Ilustrasi perayaan Natal Tahun 2022 di Gereja Purbayan, Solo
Foto: Tara Wahyu NP/detikJateng
Perayaan Natal bagi Yovita terasa istimewa. Bukan hanya karena bisa berjumpa dengan sanak saudara. Ia juga bisa mengenang momen masa kecilnya sewaktu masih tinggal di Malang. Saat ibadah Natal di gereja, Yovita kerap kebagian tugas memainkan pentas drama tentang kelahiran Yesus.
“Aku dulu kebagian peran jadi Bunda Maria, ibunya Yesus, sampai dua tahun berturut-turut,” kenang Yovita.

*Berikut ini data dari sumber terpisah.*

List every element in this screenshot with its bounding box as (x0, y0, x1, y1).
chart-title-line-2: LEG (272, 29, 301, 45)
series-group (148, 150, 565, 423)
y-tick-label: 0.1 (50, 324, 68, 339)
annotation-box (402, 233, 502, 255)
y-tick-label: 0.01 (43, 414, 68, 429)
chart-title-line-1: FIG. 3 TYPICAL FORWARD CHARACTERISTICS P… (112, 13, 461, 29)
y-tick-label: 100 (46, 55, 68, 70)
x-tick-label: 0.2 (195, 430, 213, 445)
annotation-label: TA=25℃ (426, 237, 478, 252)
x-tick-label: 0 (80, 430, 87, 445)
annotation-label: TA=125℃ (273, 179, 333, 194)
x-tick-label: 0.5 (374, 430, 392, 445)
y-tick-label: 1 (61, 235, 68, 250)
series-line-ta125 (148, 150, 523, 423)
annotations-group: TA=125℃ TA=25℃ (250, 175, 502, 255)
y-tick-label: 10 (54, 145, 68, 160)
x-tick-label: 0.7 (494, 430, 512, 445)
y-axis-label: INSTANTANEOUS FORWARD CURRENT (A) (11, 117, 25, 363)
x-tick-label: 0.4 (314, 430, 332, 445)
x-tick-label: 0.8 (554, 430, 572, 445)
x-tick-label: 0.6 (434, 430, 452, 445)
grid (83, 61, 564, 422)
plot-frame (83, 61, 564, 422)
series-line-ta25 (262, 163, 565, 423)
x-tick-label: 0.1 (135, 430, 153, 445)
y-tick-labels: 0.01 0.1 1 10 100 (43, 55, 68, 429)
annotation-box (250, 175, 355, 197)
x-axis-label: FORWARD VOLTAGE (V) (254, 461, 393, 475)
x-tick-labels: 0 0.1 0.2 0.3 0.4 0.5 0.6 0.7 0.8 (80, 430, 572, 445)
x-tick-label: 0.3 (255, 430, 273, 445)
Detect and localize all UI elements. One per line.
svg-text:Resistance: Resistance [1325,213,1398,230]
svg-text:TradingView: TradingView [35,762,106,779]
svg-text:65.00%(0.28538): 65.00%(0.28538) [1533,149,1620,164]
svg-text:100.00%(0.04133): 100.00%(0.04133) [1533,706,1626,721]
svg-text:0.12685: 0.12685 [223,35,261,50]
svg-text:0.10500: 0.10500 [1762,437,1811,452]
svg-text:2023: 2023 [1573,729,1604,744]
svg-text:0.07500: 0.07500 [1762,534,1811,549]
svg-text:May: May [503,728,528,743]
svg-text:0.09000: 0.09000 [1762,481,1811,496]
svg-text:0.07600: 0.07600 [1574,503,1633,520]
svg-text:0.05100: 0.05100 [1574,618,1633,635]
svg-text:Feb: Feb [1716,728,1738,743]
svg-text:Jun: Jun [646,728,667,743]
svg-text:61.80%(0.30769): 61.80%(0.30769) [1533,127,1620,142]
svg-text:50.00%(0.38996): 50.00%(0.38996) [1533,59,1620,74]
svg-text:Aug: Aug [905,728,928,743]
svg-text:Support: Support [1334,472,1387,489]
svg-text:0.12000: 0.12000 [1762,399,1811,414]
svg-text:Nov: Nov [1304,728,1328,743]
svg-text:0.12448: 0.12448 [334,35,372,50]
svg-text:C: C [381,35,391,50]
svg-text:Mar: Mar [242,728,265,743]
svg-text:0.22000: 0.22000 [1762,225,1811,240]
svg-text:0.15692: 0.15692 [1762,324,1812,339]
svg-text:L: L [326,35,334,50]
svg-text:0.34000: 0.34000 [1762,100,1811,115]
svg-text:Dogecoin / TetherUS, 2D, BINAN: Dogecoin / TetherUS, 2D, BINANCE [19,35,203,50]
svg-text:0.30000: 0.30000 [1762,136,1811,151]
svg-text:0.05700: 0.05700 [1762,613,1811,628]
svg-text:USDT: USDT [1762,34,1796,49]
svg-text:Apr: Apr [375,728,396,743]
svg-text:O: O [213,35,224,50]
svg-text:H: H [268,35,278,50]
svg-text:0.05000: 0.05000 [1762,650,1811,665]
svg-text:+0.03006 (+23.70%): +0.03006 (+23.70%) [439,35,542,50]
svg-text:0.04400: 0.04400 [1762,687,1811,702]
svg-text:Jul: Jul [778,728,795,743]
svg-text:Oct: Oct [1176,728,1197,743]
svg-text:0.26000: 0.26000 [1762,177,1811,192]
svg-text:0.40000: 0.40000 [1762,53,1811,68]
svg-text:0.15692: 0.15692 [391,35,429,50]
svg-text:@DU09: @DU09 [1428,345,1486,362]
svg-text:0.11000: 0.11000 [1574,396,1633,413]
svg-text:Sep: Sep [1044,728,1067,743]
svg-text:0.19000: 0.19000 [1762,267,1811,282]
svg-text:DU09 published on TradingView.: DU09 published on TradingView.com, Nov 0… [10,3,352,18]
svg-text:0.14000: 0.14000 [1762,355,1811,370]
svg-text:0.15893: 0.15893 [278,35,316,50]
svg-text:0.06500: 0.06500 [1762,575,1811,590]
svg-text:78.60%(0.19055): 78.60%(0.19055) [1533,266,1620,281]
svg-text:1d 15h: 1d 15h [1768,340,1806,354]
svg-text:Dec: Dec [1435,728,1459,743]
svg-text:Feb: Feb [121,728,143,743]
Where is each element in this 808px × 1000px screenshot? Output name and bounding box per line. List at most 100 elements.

Seiring bertambahnya usia dan kesibukan, peran itu digantikan orang lain.
Keluarga neneknya Yovita juga punya tradisi open house saat hari raya Natal. Open house ini tidak hanya ditujukan untuk anggota keluarga saja, melainkan juga teman dan tetangga di sekitarnya yang tidak beragama Nasrani.

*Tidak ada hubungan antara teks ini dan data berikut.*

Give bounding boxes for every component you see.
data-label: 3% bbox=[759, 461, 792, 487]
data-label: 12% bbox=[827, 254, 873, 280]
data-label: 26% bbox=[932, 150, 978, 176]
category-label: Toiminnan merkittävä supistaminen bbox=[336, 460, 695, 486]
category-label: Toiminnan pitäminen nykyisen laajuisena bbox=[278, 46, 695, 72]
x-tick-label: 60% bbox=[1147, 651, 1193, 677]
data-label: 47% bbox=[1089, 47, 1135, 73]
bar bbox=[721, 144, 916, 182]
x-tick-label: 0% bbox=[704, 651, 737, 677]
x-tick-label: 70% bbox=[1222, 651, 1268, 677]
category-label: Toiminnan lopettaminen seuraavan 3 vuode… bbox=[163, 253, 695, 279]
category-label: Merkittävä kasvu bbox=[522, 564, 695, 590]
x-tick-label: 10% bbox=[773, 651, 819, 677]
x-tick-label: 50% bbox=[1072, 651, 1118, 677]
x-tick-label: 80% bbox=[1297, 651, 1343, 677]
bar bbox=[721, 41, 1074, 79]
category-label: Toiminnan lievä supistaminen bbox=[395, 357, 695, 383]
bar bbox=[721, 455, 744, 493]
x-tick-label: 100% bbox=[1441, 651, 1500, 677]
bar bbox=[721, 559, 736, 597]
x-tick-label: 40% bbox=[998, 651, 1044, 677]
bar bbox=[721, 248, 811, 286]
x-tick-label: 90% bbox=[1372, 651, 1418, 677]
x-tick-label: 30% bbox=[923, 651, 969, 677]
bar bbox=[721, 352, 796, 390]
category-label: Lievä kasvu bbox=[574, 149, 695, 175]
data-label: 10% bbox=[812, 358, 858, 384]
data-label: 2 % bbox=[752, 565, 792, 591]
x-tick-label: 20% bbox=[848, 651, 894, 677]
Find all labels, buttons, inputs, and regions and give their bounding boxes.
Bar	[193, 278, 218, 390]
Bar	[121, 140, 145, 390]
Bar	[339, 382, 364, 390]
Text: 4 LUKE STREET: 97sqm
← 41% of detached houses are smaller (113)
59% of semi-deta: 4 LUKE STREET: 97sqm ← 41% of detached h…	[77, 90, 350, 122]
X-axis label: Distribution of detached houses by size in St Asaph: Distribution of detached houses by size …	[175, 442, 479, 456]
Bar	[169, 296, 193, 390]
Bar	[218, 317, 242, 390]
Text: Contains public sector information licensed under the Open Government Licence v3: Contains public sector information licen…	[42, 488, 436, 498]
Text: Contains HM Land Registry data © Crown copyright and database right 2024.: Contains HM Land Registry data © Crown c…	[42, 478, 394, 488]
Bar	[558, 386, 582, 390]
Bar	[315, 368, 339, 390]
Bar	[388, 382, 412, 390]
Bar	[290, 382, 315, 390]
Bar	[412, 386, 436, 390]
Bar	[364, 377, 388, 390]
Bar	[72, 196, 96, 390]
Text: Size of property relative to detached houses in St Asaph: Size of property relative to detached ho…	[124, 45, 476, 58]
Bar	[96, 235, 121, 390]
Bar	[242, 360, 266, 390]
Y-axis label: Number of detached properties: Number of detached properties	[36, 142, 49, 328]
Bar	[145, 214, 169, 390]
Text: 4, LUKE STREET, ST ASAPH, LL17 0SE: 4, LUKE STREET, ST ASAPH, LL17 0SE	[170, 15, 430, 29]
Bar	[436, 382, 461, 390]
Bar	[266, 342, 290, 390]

“Eyang aku banyak temannya. Kalau Natal mereka semua diundang ke rumah. Kalau lebaran giliran eyang yang diundang ke rumah mereka,” cerita Yovita. Di hari Natal, Yovita dan keluarganya akan pergi ke gereja. Setelah menyelesaikan segala agenda perayaan di sana. Yovita dan keluarga saling melepas rindu dan bermaaf-maafan. Selanjutnyaa giliran mereka menyantap aneka hidangan yang sudah tersedia di rumah.
“Makanan yang disajiin eyang kayak perayaan pada umumnya. Ada rawon, bakso malang dan rujak cingur yang aku kangenin banget.”